Thursday, August 28, 2008

Fantasy: Gateway 2008 Characters (the other two)

Here are the other two pregens for this Sunday:

Sister Morwyn, Fae Priestess of the Maiden
Gurtúz, Holy Inquisitor

These two couldn't be more different, really.

I also updated some of the other characters I already posted. Minor stuff, really -- rewording some aspects, editing some phases, that kind of thing.

I made a little cheat sheet, too. If it proves useful on Sunday, I'll post that as well.

2 comments:

Unknown said...

Yay! I was waiting to read these!

Magic Stress:
Interesting Idea. I like the play mechanic of taking consequences for casting too much. I don't think it would work for my implementation, but that's just more to do with the rules of the "realm" I'm working in. I see something like the nosebleeds the father in "Firestarter" used to get, or perhaps more severe consequences like "Burned out talent" where the caster wouldn't be able to caster for a week (or worse?)

I wonder how this might expand into "stealing" unused stress from other casters, or perhaps be used to pool it from other casters in a "coven"?

Spells:
Mindstrike - I like the restriction on the consequences. However, do you envision any "coolness" as a result of possible spin?

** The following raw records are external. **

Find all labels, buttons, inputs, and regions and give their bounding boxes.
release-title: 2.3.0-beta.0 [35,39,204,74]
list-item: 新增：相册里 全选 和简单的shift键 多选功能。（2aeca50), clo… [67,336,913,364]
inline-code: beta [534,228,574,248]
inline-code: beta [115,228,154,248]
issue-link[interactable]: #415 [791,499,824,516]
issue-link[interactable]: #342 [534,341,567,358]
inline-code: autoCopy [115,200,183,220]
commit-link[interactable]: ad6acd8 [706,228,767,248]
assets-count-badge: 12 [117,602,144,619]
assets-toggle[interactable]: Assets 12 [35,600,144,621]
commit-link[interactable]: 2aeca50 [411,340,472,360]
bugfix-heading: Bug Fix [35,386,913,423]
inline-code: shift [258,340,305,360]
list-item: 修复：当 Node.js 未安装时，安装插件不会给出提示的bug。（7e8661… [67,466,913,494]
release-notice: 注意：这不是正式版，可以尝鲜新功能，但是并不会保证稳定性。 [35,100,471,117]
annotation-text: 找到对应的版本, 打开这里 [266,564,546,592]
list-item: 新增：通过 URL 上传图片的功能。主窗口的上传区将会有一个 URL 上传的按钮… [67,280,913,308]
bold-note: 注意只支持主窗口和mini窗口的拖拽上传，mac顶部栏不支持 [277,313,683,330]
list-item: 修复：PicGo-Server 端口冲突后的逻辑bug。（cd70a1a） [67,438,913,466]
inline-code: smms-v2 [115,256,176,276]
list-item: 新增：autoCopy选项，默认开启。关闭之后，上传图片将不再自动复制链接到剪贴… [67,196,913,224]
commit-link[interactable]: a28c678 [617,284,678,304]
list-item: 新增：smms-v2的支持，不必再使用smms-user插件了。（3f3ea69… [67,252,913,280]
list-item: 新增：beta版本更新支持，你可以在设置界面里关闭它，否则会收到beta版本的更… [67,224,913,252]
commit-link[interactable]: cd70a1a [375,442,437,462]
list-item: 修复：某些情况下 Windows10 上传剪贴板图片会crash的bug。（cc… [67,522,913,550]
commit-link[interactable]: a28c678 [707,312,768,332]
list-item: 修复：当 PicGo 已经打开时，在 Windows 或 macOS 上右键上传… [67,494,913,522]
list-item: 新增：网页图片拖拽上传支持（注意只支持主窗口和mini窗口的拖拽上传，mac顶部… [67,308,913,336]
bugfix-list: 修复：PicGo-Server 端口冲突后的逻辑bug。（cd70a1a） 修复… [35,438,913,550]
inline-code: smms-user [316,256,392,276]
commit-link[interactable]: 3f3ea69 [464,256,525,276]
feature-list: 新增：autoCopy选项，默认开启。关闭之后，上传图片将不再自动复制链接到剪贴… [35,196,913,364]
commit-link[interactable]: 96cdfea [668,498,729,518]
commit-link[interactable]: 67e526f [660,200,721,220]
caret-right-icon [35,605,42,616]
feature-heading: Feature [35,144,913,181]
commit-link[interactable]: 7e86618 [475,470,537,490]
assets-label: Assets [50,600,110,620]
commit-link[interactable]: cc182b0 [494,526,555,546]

Although the idea of spin and successes wasn't something I saw in Rob Donoghue's "Skyfall" either. Spellcasting was just pass/fail there also. I haven't seen any of the Dresden Files stuff, so I don't know what's going on there either.

Nature's Fury - As I read it, I was interested to note that you didn't do some aspect like "Barely Contained" or "Berserk" to go with it. So in the determining of the aspect, does the Caster determine the specific aspect placed on the target? Could a caster put it on an enemy target and then have it just as easily attack it's own side as the caster's side? (just thinking, s'all.)

Now I haven't really researched it against your prior information, but it doesn't seem like you make a distinction between manipulation of magic by someone "sanctioned" by the religion versus a heretic. Or is that even a possibility in your gameworld? With the Inquisition overtones, I would imagine so.

Mike Olson said...

It should be noted that, in the setting, there is no "divine magic," per se -- most magic is either a matter of skill and willpower (Magecraft, Summoning) or craft (Artifice, Alchemy).

Religion's important, but as a source of political, not supernatural, power. (In the setting, I mean. People are obviously free to derive whatever supernatural power they can get from religion in the real world.)

I.e., Morwyn has Magecraft not because she's a priestess, but because she's a Fae.

The Inquisitor is after conspirators, traitors, and heretics more than he's after, say, witches. I really wanted to call him a Witchfinder, but in the end it just wasn't accurate, even though that's more or less how I picture him.

But anyway, as for the mechanical stuff:

I'm not 100% sold on the Magic stress idea. And even if I am, that name's gotta go -- consider it a placeholder. Stress will do for now. I'm not entirely sure I couldn't just go with "Pay a Fate Point or take a consequence," though. I will say that I'm certainly digging the self-imposed aspect thing, so thanks for that. And I like the idea of pooling stress for a group effort; that's nice and elegant, and true to sword-and-sorcery source material.

I specified Mindstrike's (also a lame name, but that's a detail for later) consequences as mental just to change things up. The last spellcaster I made, Yves, had Firebolt instead, which was a much more standard offensive spell typically found in your better fantasy games. I wanted to give Morwyn something a little subtler to reflect the nature of Fae magic. Odds are I'll just mandate that spells have to specify what kind of consequences they deal: physical or mental.

I left Nature's Fury's aspect up to the player on a whim, really. I kinda shy away from dictating too much when it comes to that sort of thing. So if the player wants the aspect to be "Wolf Creature," the target can be a wolf creature. If the player wants it to be "Beserk Tree-Man," the target can be one of those instead. Etc.

I'm not sure about always assigning a cool effect to spin (offensive spin, anyway), as the breakpoint for Moderate consequences is at 4 anyway, which makes a spin-dependent effect seem like... I dunno... a silver medal. Sorry Shawn Johnson! Or like it just clutters up the process with extraneous fiddly bits. I want to put the emphasis on aspects and consequences. In play, I usually just assign some appropriately cool bit of flavor when a player gets spin on an attack, anyway.